A third idea was to remove uranium and other heavy metal contamination from soils surrounding nuclear power plants, industry and areas where nuclear weapons/ depleted uranium have been in use. This would involve engineering plants to uptake uranium from the soil, then being harvested and safely disposed - have not yet looked into this idea in much detail as we weren't sure of the feasiblity of working with plants.
Drug synthesis Kim mentioned taxol, an anticancer drug, which is extracted from the pacific yew tree or semisynthesised from european yew needle extracts, at a cost of $6000 per treatment.
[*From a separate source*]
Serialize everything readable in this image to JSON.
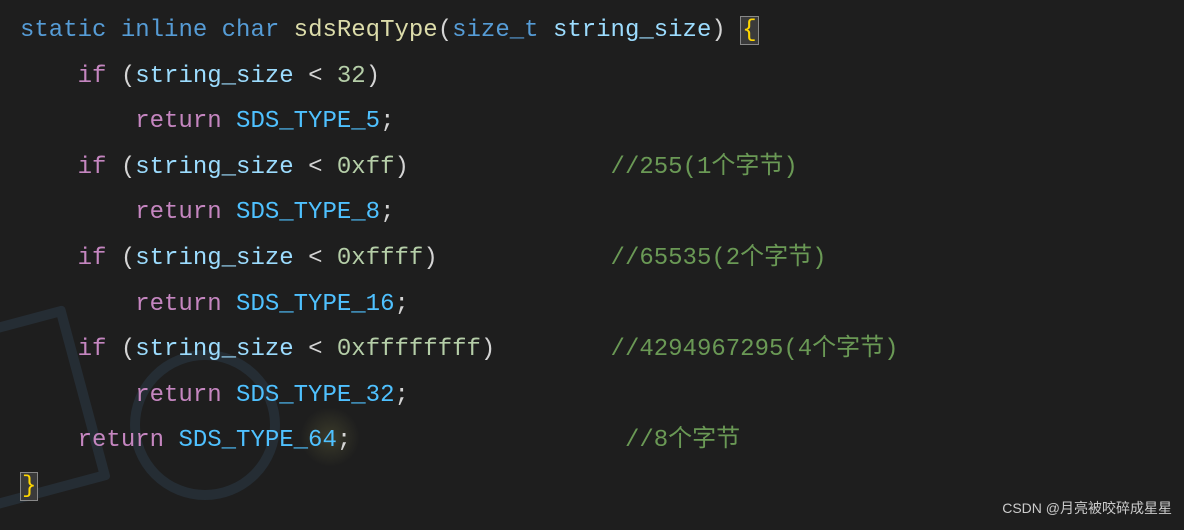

Other natural drugs that are expensive to produce include cyclosporin and rapamycin, which are used as immunosuppressants
Illegal Drugs Detection Biosensor that will detect the presence of illegal substances and their relative concentration in blood and other dubious samples.
Extremophile E. coli Generate an artificial plasmid, encoding proteins and enzymes to enable E. coli to survive under artificial conditions, such as high temperatures, extreme pH's or under pressure
An alternative take on this idea is to design a vector that will enable extremophiles to survive under 'normal' growth conditions to make them easier to work with in the laboratory. For example extremophiles such as Spirochaeta americana are extremally fragile when removed from their natural environment and cannot survive for long under laboratory conditions.